1. In deze uitspraak beoordeelt de rechtbank het beroep dat eiseres heeft ingesteld omdat verweerder volgens haar niet op tijd heeft beslist op haar bezwaar van 3 mei 2022 tegen de afwijzende beschikking eerste toets € 30.000.
1.1.
Omdat het beroep kennelijk niet-ontvankelijk is, doet de rechtbank uitspraak zonder zitting. Artikel 8:54 van de Algemene wet bestuursrecht (Awb) maakt dat mogelijk.

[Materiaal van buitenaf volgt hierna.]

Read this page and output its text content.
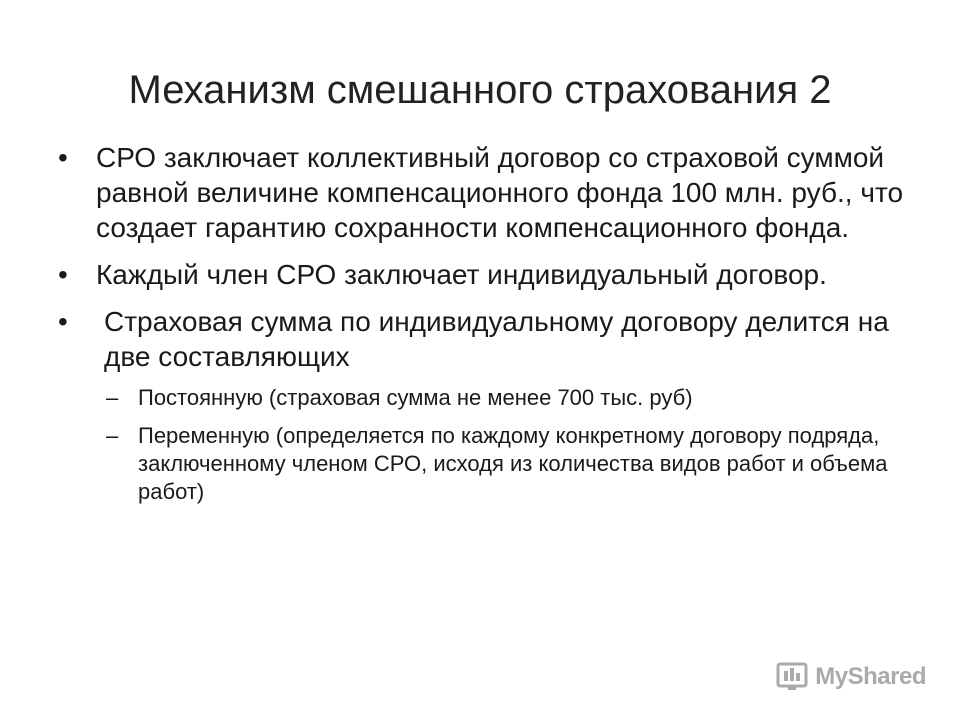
Механизм смешанного страхования 2
•	СРО заключает коллективный договор со страховой суммой равной величине компенсационного фонда 100 млн. руб., что создает гарантию сохранности компенсационного фонда.
•	Каждый член СРО заключает индивидуальный договор.
•	Страховая сумма по индивидуальному договору делится на две составляющих
– Постоянную (страховая сумма не менее 700 тыс. руб)
– Переменную (определяется по каждому конкретному договору подряда, заключенному членом СРО, исходя из количества видов работ и объема работ)
MyShared
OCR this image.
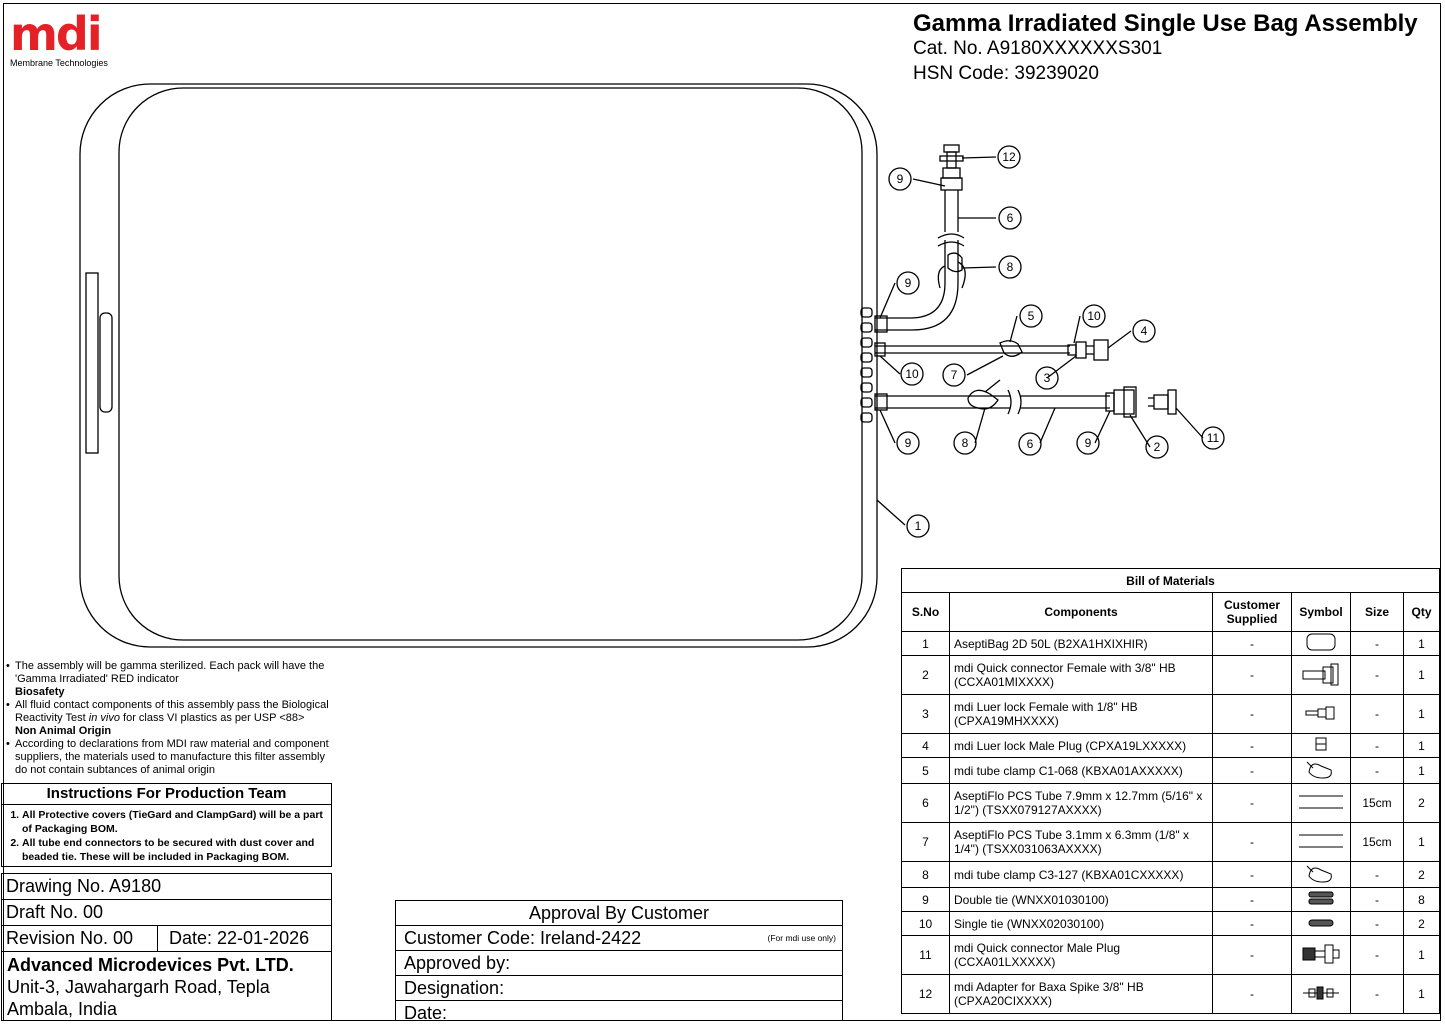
mdi
Membrane Technologies
Gamma Irradiated Single Use Bag Assembly
Cat. No. A9180XXXXXXS301
HSN Code: 39239020
1
2
3
4
5
6
6
7
8
8
9
9
9	9
10
10
11
12
• The assembly will be gamma sterilized. Each pack will have the
'Gamma Irradiated' RED indicator
Biosafety
• All fluid contact components of this assembly pass the Biological
Reactivity Test in vivo for class VI plastics as per USP <88>
Non Animal Origin
• According to declarations from MDI raw material and component
suppliers, the materials used to manufacture this filter assembly
do not contain subtances of animal origin
Instructions For Production Team
1. All Protective covers (TieGard and ClampGard) will be a part of Packaging BOM.
2. All tube end connectors to be secured with dust cover and beaded tie. These will be included in Packaging BOM.
Drawing No. A9180
Draft No. 00
Revision No. 00	Date: 22-01-2026
Advanced Microdevices Pvt. LTD.
Unit-3, Jawahargarh Road, Tepla
Ambala, India
Approval By Customer
Customer Code: Ireland-2422	(For mdi use only)
Approved by:
Designation:
Date:
Bill of Materials					
S.No	Components	Customer Supplied	Symbol	Size	Qty
1	AseptiBag 2D 50L (B2XA1HXIXHIR)	-		-	1
2	mdi Quick connector Female with 3/8" HB (CCXA01MIXXXX)	-		-	1
3	mdi Luer lock Female with 1/8" HB (CPXA19MHXXXX)	-		-	1
4	mdi Luer lock Male Plug (CPXA19LXXXXX)	-		-	1
5	mdi tube clamp C1-068 (KBXA01AXXXXX)	-		-	1
6	AseptiFlo PCS Tube 7.9mm x 12.7mm (5/16" x 1/2") (TSXX079127AXXXX)	-		15cm	2
7	AseptiFlo PCS Tube 3.1mm x 6.3mm (1/8" x 1/4") (TSXX031063AXXXX)	-		15cm	1
8	mdi tube clamp C3-127 (KBXA01CXXXXX)	-		-	2
9	Double tie (WNXX01030100)	-		-	8
10	Single tie (WNXX02030100)	-		-	2
11	mdi Quick connector Male Plug (CCXA01LXXXXX)	-		-	1
12	mdi Adapter for Baxa Spike 3/8" HB (CPXA20CIXXXX)	-		-	1
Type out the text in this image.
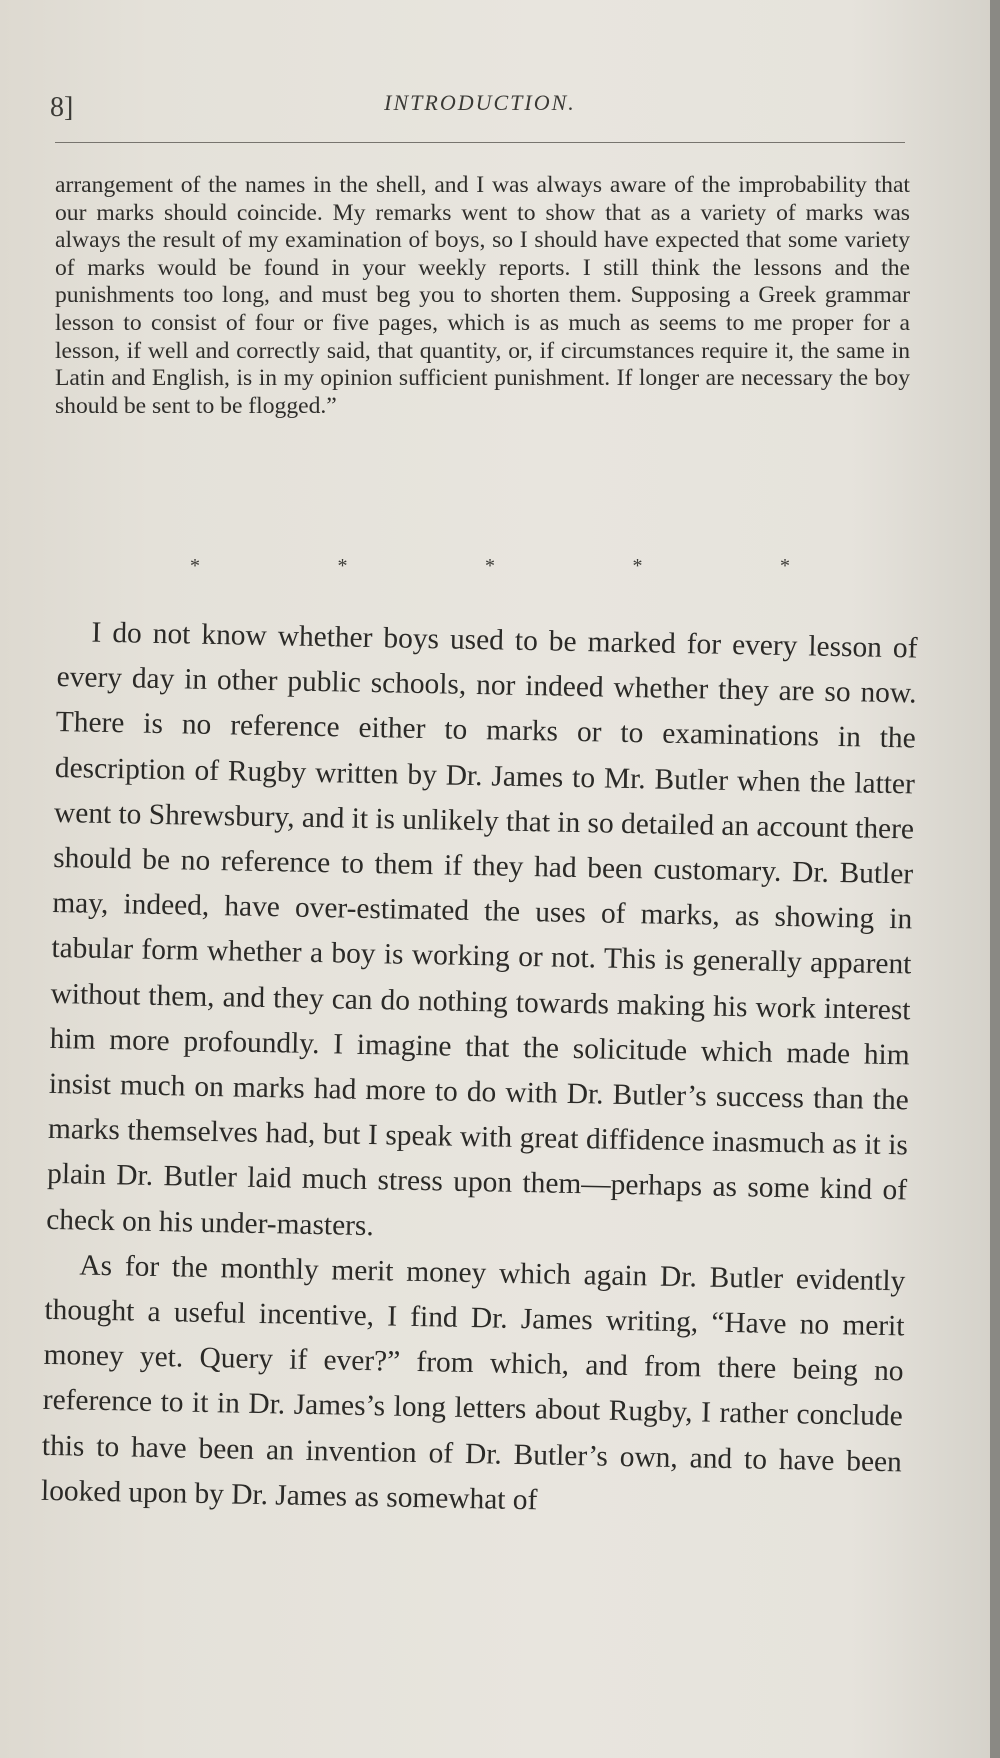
8]	INTRODUCTION.

arrangement of the names in the shell, and I was always aware of the improbability that our marks should coincide. My remarks went to show that as a variety of marks was always the result of my examination of boys, so I should have expected that some variety of marks would be found in your weekly reports. I still think the lessons and the punishments too long, and must beg you to shorten them. Supposing a Greek grammar lesson to consist of four or five pages, which is as much as seems to me proper for a lesson, if well and correctly said, that quantity, or, if circumstances require it, the same in Latin and English, is in my opinion sufficient punishment. If longer are necessary the boy should be sent to be flogged.”

*	*	*	*	*

I do not know whether boys used to be marked for every lesson of every day in other public schools, nor indeed whether they are so now. There is no reference either to marks or to examinations in the description of Rugby written by Dr. James to Mr. Butler when the latter went to Shrewsbury, and it is unlikely that in so detailed an account there should be no reference to them if they had been customary. Dr. Butler may, indeed, have over-estimated the uses of marks, as showing in tabular form whether a boy is working or not. This is generally apparent without them, and they can do nothing towards making his work interest him more profoundly. I imagine that the solicitude which made him insist much on marks had more to do with Dr. Butler’s success than the marks themselves had, but I speak with great diffidence inasmuch as it is plain Dr. Butler laid much stress upon them—perhaps as some kind of check on his under-masters.

As for the monthly merit money which again Dr. Butler evidently thought a useful incentive, I find Dr. James writing, “Have no merit money yet. Query if ever?” from which, and from there being no reference to it in Dr. James’s long letters about Rugby, I rather conclude this to have been an invention of Dr. Butler’s own, and to have been looked upon by Dr. James as somewhat of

Beoordeling door de rechtbank

Is het beroep van eiseres ontvankelijk?
2. Het beroep van eiseres is kennelijk niet-ontvankelijk, omdat eiseres geen procesbelang heeft. Voordat eiseres dit beroep instelde is de integrale herbeoordeling afgerond op 19 januari 2023 met de definitieve beschikking herbeoordeling kinderopvangtoeslag over de jaren 2013 tot en met 2019. Hierin is beoordeeld dat eiseres geen recht heeft op compensatie en dus ook niet op de € 30.000 van de eerste toets. Het bezwaar van 3 mei 2022 ziet op grond van artikel 6:19, eerste lid, van de Awb ook op de definitieve beschikking herbeoordeling kinderopvangtoeslag van 19 januari 2023, maar eiseres heeft tegen het besluit van 19 januari 2023 (nogmaals) afzonderlijk bezwaar aangetekend op 1 februari 2023. Op 3 oktober 2023 heeft deze rechtbank al uitspraak gedaan, omdat verweerder niet op tijd heeft beslist op het bezwaar van 1 februari 2023. [1] Omdat het bezwaar van 1 februari 2023 ook ziet op het niet toekennen van de € 30.000 uit de lichte toets en verweerder al een dwangsom verbeurt voor het niet op tijd beslissen op het bezwaar van 1 februari 2023, heeft eiseres geen belang meer bij een oordeel of verweerder niet op tijd heeft beslist op haar bezwaar van 3 mei 2022. Er is dus geen procesbelang en het beroep is kennelijk niet-ontvankelijk. Dit betekent dat de rechtbank het beroep niet inhoudelijk zal beoordelen.

Conclusie en gevolgen

3. Het beroep is kennelijk niet-ontvankelijk. Voor een proceskostenvergoeding bestaat geen aanleiding.

Beslissing

De rechtbank verklaart het beroep niet-ontvankelijk.
Deze uitspraak is gedaan door mr. R.P. Broeders, rechter, in aanwezigheid van mr. M.R. Jouvenaar, griffier, op 30 januari 2024 en openbaar gemaakt door middel van geanonimiseerde publicatie op www.rechtspraak.nl.
griffier
rechter
Een afschrift van deze uitspraak is verzonden aan partijen op:

Informatie over verzet

Als partijen het niet eens zijn met deze uitspraak, kunnen zij een verzetschrift sturen naar de rechtbank waarin zij uitleggen waarom zij het niet eens zijn met deze uitspraak. Het verzetschrift moet worden ingediend binnen zes weken na de dag waarop deze uitspraak is verzonden. Als partijen graag een zitting willen om het verzetschrift toe te lichten, moeten zij dit in het verzetschrift vermelden.